Aware of what you must do, and John H. Watson knows what he must do; for Holmes and for his country (and most certainly for Holmes).
The dull throbbing in his ears that appeared when he first saw the child now begins to disappear and is replaced with the more familiar drone of Holmes' sombre voice, now raised to the excited pitch that Watson has come to know means the culmination of a case:
"- must admit, though, he chose quite a moronic place to hide such a worthy document, wouldn't you say? In his cellar cabinets, honestly. Mycroft will at least be pleased we've retrieved it. Safety and security, remember?" He chuckles lightly, and Watson takes a moment to appreciate his friend in all of his exulted glory, in this moment before-
"Come then, let us go." Holmes' voice scatters Watson's thoughts like a professional billiards stick, and each idea falls away until only one rolls to the forefront of his mind.
Time, the funny bugger, seems to slow, like all the world was dipped in a thick coat of molasses and Watson watches with wary eyes that he honed in Afghanistan.
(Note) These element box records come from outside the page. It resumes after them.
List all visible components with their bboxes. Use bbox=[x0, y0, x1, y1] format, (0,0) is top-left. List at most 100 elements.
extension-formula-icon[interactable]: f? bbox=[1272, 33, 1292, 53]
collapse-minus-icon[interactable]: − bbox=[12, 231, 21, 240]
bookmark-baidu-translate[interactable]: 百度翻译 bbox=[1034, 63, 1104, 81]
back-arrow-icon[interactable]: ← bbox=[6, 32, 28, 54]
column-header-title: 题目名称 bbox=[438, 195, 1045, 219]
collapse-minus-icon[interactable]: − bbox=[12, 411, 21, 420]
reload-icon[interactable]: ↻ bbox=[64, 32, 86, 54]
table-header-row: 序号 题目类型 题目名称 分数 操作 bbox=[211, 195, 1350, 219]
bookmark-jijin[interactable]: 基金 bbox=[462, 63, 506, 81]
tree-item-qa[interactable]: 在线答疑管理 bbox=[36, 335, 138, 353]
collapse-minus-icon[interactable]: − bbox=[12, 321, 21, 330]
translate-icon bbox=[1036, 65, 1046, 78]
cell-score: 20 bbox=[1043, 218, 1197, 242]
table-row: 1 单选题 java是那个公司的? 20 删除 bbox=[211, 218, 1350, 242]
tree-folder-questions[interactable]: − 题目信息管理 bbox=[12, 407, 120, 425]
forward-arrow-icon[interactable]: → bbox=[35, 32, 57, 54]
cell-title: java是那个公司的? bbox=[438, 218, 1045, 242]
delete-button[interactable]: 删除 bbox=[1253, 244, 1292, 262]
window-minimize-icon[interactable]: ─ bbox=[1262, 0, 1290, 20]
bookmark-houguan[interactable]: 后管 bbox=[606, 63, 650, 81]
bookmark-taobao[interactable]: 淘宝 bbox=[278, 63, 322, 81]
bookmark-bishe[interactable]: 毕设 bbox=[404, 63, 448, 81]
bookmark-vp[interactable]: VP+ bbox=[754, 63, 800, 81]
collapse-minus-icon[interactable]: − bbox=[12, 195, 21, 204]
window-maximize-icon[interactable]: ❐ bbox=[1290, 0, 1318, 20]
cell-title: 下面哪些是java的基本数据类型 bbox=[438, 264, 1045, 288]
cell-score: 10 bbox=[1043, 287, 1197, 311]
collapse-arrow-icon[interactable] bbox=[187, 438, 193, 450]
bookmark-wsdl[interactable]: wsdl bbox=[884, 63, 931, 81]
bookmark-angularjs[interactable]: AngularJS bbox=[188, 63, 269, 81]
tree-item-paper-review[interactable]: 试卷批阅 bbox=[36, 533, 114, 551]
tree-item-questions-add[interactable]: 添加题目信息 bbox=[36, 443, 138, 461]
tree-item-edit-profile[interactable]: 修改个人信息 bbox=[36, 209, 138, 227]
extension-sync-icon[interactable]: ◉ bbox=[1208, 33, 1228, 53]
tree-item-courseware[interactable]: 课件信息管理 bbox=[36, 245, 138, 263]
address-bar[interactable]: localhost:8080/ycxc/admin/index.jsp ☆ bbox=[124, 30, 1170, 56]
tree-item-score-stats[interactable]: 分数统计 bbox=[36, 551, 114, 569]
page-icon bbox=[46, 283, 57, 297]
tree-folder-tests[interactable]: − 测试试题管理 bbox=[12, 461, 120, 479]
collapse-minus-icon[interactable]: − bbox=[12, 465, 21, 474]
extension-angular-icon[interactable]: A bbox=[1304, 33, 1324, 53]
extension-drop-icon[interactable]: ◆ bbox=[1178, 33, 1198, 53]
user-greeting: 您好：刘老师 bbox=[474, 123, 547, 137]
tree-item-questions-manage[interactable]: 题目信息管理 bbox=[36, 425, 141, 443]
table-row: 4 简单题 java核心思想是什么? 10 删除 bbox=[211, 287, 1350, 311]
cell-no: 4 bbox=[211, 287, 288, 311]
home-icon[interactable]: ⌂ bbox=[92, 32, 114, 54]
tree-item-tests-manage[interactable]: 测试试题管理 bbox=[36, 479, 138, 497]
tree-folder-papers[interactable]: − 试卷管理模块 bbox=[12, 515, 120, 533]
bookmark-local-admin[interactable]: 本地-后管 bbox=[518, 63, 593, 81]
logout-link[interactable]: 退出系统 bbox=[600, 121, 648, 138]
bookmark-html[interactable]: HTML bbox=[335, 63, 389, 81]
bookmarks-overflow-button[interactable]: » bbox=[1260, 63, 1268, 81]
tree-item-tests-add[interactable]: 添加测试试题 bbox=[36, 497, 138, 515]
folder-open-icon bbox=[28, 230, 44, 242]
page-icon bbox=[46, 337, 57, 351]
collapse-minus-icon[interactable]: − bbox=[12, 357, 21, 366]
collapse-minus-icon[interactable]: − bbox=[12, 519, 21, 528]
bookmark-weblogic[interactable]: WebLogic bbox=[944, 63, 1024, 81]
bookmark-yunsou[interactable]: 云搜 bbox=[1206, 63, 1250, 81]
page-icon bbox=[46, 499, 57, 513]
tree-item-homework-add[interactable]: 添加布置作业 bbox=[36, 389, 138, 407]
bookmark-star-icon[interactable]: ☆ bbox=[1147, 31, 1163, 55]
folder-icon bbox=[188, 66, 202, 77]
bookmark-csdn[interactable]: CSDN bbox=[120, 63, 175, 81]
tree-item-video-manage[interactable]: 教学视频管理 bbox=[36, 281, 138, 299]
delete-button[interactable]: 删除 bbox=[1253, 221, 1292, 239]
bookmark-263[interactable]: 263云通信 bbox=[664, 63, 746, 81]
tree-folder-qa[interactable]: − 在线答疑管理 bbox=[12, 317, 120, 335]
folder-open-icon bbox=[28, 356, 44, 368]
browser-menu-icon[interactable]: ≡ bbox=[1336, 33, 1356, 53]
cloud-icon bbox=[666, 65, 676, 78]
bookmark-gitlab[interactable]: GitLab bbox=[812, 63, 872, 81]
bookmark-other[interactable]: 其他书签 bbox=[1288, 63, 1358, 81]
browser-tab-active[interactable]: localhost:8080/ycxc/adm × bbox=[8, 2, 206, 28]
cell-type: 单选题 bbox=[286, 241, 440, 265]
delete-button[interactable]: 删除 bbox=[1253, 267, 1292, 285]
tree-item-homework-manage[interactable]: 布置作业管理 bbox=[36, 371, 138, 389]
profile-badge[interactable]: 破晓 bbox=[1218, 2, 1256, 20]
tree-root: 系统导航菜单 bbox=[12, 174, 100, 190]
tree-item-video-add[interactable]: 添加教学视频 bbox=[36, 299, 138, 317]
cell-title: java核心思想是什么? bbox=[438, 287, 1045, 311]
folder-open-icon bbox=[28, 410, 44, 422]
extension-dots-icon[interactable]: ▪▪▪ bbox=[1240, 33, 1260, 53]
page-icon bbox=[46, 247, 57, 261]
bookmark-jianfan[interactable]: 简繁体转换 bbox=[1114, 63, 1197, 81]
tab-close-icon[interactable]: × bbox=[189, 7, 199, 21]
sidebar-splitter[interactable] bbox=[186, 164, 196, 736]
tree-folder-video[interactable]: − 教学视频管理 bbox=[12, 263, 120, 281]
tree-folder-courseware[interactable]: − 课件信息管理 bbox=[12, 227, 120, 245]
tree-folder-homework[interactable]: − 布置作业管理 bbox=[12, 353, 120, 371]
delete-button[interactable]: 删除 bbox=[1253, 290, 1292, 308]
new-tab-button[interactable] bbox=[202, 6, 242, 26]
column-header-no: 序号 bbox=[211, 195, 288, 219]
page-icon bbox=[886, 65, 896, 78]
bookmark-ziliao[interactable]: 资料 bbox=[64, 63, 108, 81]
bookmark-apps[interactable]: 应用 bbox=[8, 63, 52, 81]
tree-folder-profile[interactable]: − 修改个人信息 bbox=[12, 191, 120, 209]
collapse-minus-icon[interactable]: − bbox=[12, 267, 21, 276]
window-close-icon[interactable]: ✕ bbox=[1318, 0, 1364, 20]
Holmes' hand rests lightly for a moment on his upper-right bicep, a silent urge to leave, and then he passes behind Watson with the lamp in his left hand and the paper already tucked in his jacket pocket. Watson turns on his heel to follow, and sneaks a nonchalant glance up towards the rafters where the young boy still crouches, the glint of the pistol flicking between himself and Holmes. Watson's heart starts thumping loudly in his chest as he lays a hand solidly on Holmes' left shoulder and speaks loudly to the air: "Excellent work, Watson. Excellent work."
Then time speeds up again; Watson's hand falls, Holmes head snaps to his in confusion, and the sound of a gunshot rings out in the muted darkness.
John Watson notices two things as well, before it all turns black. First is the expression on Holmes' face; and second is the cold shock of a bullet entering his shoulder for a second time.